The double dangers of a flattening yield curve; a flattening yield curve will raise the value of liabilities, but not of assets.

As is well known, the Fed is trying to raise short-term interest rates sufficiently to persuade bond traders that inflationary pressures will be contained, thereby causing them to bid down long-term rates to more modest levels. If the central bank succeeds, the yield curve will have begun its long-awaited flattening. Yield curves generally flatten most when the markets judge that the central bank is acting vigorously to forestall inflation.

But while such a development is good for the overall economy, it is not necessarily good for banks. In fact, for many banks, a yield-curve flattening could prove quite troublesome. First, a lot of banks remain liability sensitive, so a rise in short rates will hurt them. Second, even those that are not liability sensitive will suffer for a reason that is almost always overlooked.

To understand this reason, let's briefly review some pertinent asset-liability facts. In the last few years, banks have acquired a great many assets of intermediate-term maturity (three to five years) e.g., collateralized mortgage obligations, asset-backed securities, and amortizing swaps. That's because the pronounced upward slope of the yield curve favored this kind of investment duration.

The typical yield curve of the last few years showed a pattern of rates rising sharply as the term to maturity lengthened, up to about the three-to-five-year point, after which the rate of rise. moderated appreciably. That being the case, it seemed to make sense to invest at a three-to-five-year maturity since further asset lengthening invited more risk without commensurately larger returns.

The way such intermediateterm assets were funded was also, in a manner of speaking, dictated by the yield-curve shape. Banks could have attempted to virtually match-fund by acquiring, say, four-year liabilities, either in the cash or, more likely, in the derivatives markets.

But, given the steepness of the yield curve, a combination of very inexpensive short liabilities and long ones - e.g., core deposits - produced an equivalent duration match at an appreciably lower interest cost. Thus, in an effort to extract more spread than would have been possible with simple intermediate-term funding, many banks proceeded' to "barbell" their funding mix.

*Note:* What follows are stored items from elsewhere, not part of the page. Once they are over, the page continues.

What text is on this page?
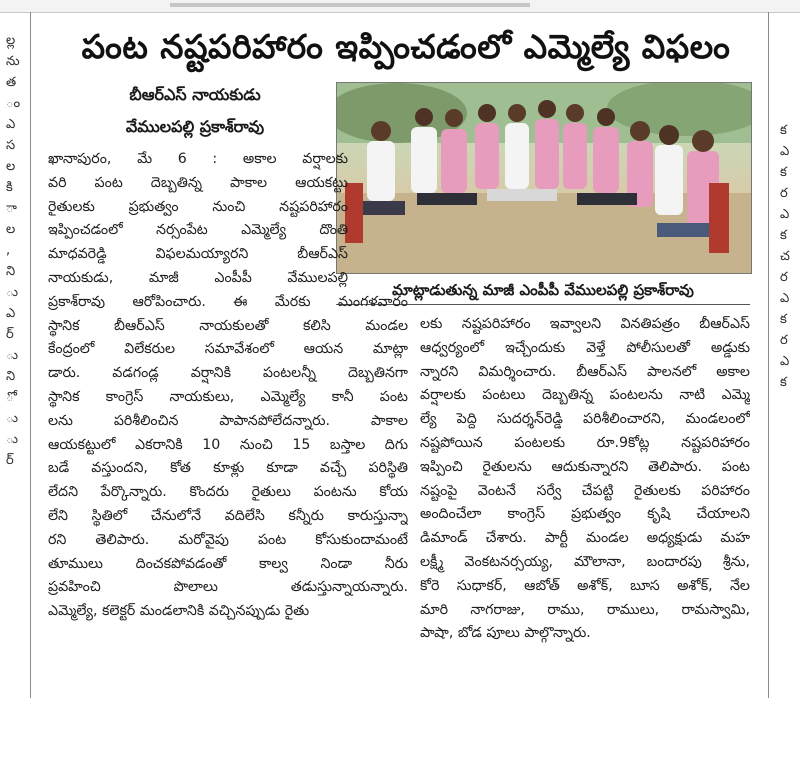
ల్ల
ను
త
ం
ఎ
స
ల
కి
ా
ల
,
ని
ు
ఎ
ర్
ు
ని
ో
ు
ు
ర్
క
ఎ
క
ర
ఎ
క
చ
ర
ఎ
క
ర
ఎ
క
పంట నష్టపరిహారం ఇప్పించడంలో ఎమ్మెల్యే విఫలం
బీఆర్ఎస్ నాయకుడు
వేములపల్లి ప్రకాశ్‌రావు
మాట్లాడుతున్న మాజీ ఎంపీపీ వేములపల్లి ప్రకాశ్‌రావు
ఖానాపురం, మే 6 : అకాల వర్షాలకు
వరి పంట దెబ్బతిన్న పాకాల ఆయకట్టు
రైతులకు ప్రభుత్వం నుంచి నష్టపరిహారం
ఇప్పించడంలో నర్సంపేట ఎమ్మెల్యే దొంతి
మాధవరెడ్డి విఫలమయ్యారని బీఆర్ఎస్
నాయకుడు, మాజీ ఎంపీపీ వేములపల్లి
ప్రకాశ్‌రావు ఆరోపించారు. ఈ మేరకు మంగళవారం
స్థానిక బీఆర్ఎస్ నాయకులతో కలిసి మండల
కేంద్రంలో విలేకరుల సమావేశంలో ఆయన మాట్లా
డారు. వడగండ్ల వర్షానికి పంటలన్నీ దెబ్బతినగా
స్థానిక కాంగ్రెస్ నాయకులు, ఎమ్మెల్యే కానీ పంట
లను పరిశీలించిన పాపానపోలేదన్నారు. పాకాల
ఆయకట్టులో ఎకరానికి 10 నుంచి 15 బస్తాల దిగు
బడే వస్తుందని, కోత కూళ్లు కూడా వచ్చే పరిస్థితి
లేదని పేర్కొన్నారు. కొందరు రైతులు పంటను కోయ
లేని స్థితిలో చేనులోనే వదిలేసి కన్నీరు కారుస్తున్నా
రని తెలిపారు. మరోవైపు పంట కోసుకుందామంటే
తూములు దించకపోవడంతో కాల్వ నిండా నీరు
ప్రవహించి పొలాలు తడుస్తున్నాయన్నారు.
ఎమ్మెల్యే, కలెక్టర్ మండలానికి వచ్చినప్పుడు రైతు
లకు నష్టపరిహారం ఇవ్వాలని వినతిపత్రం బీఆర్ఎస్
ఆధ్వర్యంలో ఇచ్చేందుకు వెళ్తే పోలీసులతో అడ్డుకు
న్నారని విమర్శించారు. బీఆర్ఎస్ పాలనలో అకాల
వర్షాలకు పంటలు దెబ్బతిన్న పంటలను నాటి ఎమ్మె
ల్యే పెద్ది సుదర్శన్‌రెడ్డి పరిశీలించారని, మండలంలో
నష్టపోయిన పంటలకు రూ.9కోట్ల నష్టపరిహారం
ఇప్పించి రైతులను ఆదుకున్నారని తెలిపారు. పంట
నష్టంపై వెంటనే సర్వే చేపట్టి రైతులకు పరిహారం
అందించేలా కాంగ్రెస్ ప్రభుత్వం కృషి చేయాలని
డిమాండ్ చేశారు. పార్టీ మండల అధ్యక్షుడు మహ
లక్ష్మీ వెంకటనర్సయ్య, మౌలానా, బందారపు శ్రీను,
కోరె సుధాకర్, ఆబోత్ అశోక్, బూస అశోక్, నేల
మారి నాగరాజు, రాము, రాములు, రామస్వామి,
పాషా, బోడ పూలు పాల్గొన్నారు.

Unfortunately, the above asset-liability configuration, satisfactory when the curve slopes sharply upward and all rates increase in a parallel fashion, becomes much less than satisfactory when the curve flattens in the way that the Fed desires. This kind of flattening will hammer banks on both the short and long ends of their liability structures.

Obviously, rising rates increase the cost of rolling the short liabilities. Somewhat less obviously, falling long rates also hurt banks because they are short a set of fixed-rate claims whose discounted present value is increasing (as the discount rate falls). So the total return on bank liabilities will rise.

That wouldn't be so bad if the total return on bank assets moved up in lock step. But despite the approximate match-funding of the asset portfolio, which should guarantee equivalent movement in asset values for a given change in liability ones, this won't occur. Historically, as the curve has flattened, its pivot point, or fulcrum, the point on the curve that is least likely to change, has had a threeto-five-year maturity.

Thus, the value of the intermediate-term assets probably will neither decrease nor increase materially. Otherwise put, although the claims of others on banks will be increasing in worth, those of banks on others will not be, which spells trouble for bank equity valuations.

How much trouble? Based on our consulting experience, we judge that the magnitude of bank exposure to this kind of yield curve "twist" is about as great as is the exposure to changes in the general level of rates. Yet, while many banks are active in hedging their core rate risks, few have even calculated their "twist" exposure, much less investigated the methods of neutralizing it.

In consequence, the effect of the events set in train by the Fed's attempt to tighten could be reduced bank net income and reduced valuations, as reported under FAS 107 and 115.

Can banks protect themselves from this threat? The short answer is yes ' by reordering the assets and liabilities to achieve a better cash-flow match or through a creative combination of interest rate swaps and futures contracts. But such a hedging strategy is by no means costless.

Whether it is worth executing depends on how much the yield curve flattens and for how iong. The flatter it gets and the longer it stays that way, the greater the damage and thus the more worthwhile and necessary is the hedging expenditure.

Mr. Toevs is a managing vice president of First Manhattan Consulting Group in New York.